At a minimum, before any decision to adopt the Daubert standard, I would recommend that the Standing Committee on Rules of Practice and Procedure undertake a study of the impact of Daubert and make a determination as to whether adoption of Daubert in Maryland will negatively affect African American people, people of color, or people of limited financial means as potential litigants.”

The majority replies in a footnote, “We do not reject the seriousness of this contention.” And curiously goes on to quote parenthetical in a law review article, .. (“[A] state’s choice of scientific admissibility standard does not have a statistically significant effect . . . [and] a state’s adoption of Frye or Daubert makes no difference in practice.”)

The dissenting opinion goes on, “The Majority does not advise that the article, like other sources, likens Daubert to tort reform, stating: .. The resulting effects of Daubert have been decidedly pro-defendant.” Be assured with the courts as a coequal branch of government, keeping science out of cases because it may be unpopular or worse, not only puts a thumb on the scales of justice in civil cases, but also criminal prosecutions.

The public is increasingly sophisticated and understands that all science is bought and paid for, whether by a police department crime lab or an industry trade group, and many believe all science is junk science carrying with it that pejorative connotation that the science is untowardly driven. Allowing more scientific evidence into a case rather than excluding some, and allowing a jury to evaluate it all may restore trust.

There is no question the Court had the authority to make this change when Maryland Constitution provides, the Court of Appeals from time to time shall adopt rules and regulations concerning the practice and procedure in and the administration of the appellate courts and in the other courts of this State, which shall have the force of law ..”

But the broader question may be the far reaching consequences of a nearly two decades old (.. are you using the same phone you used in 1993?) new, but dated, evidentiary standard now used by a supermajority of courts across the country for the admission of scientific evidence in future cases that will emanate from coronavirus disease 2019 to CRISPR gene editing, and much more.

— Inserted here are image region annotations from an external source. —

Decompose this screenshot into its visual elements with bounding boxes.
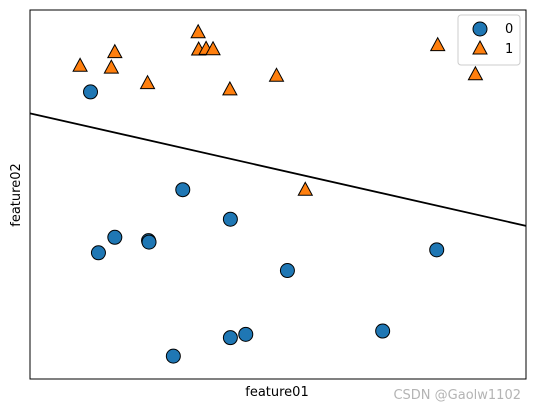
data-point-series-1-8: [222, 80, 238, 96]
legend-label-series-0: 0: [505, 22, 513, 37]
data-point-series-0-9: [375, 323, 391, 339]
data-point-series-0-5: [90, 245, 106, 261]
legend: 0 1: [457, 14, 521, 66]
data-point-series-0-10: [238, 326, 254, 342]
data-point-series-1-4: [190, 23, 206, 39]
data-point-series-0-0: [83, 84, 99, 100]
plot-area: [29, 9, 527, 380]
data-point-series-1-2: [103, 59, 120, 74]
series-1-group: [72, 23, 484, 196]
data-point-series-0-12: [165, 348, 181, 364]
series-0-group: [83, 84, 445, 364]
data-point-series-0-7: [279, 263, 295, 279]
chart-marks: [72, 23, 484, 364]
data-point-series-1-12: [297, 181, 314, 196]
legend-marker-series-1: [472, 39, 488, 55]
data-point-series-0-1: [175, 182, 191, 198]
data-point-series-1-1: [106, 43, 123, 59]
data-point-series-1-11: [467, 65, 484, 81]
data-point-series-0-2: [107, 229, 123, 245]
data-point-series-1-9: [268, 67, 285, 82]
data-point-series-0-11: [222, 330, 238, 346]
data-point-series-0-6: [222, 211, 238, 227]
data-point-series-0-8: [429, 242, 445, 258]
y-axis-label: feature02: [9, 163, 24, 226]
data-point-series-1-0: [72, 57, 88, 72]
legend-marker-series-0: [472, 21, 488, 37]
data-point-series-1-10: [429, 36, 446, 52]
data-point-series-0-4: [141, 234, 157, 250]
x-axis-label: feature01: [245, 385, 308, 400]
data-point-series-1-3: [139, 74, 156, 90]
data-point-series-1-7: [205, 40, 221, 56]
legend-label-series-1: 1: [505, 42, 513, 57]
watermark: CSDN @Gaolw1102: [393, 388, 521, 403]
decision-boundary-line: [29, 112, 527, 227]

Science by consensus is at best not reliable and at worst junk science. Simply because there is a general agreement upon something does not actually make it true. If courts exclude scientific evidence from a jury only because people generally agree some other way, .. think for example excluding evidence in the pending lawsuit for damages from climate change brought by Baltimore City pending in the Maryland courts because one side’s scientific experts are called “climate change deniers,” offering junk science counterposed to “sound science,” .. courts risk being the next vehicle in the car wreck of confidence the public has in scientists.

The case is Stanley Rochkind v. Starlena Stevenson.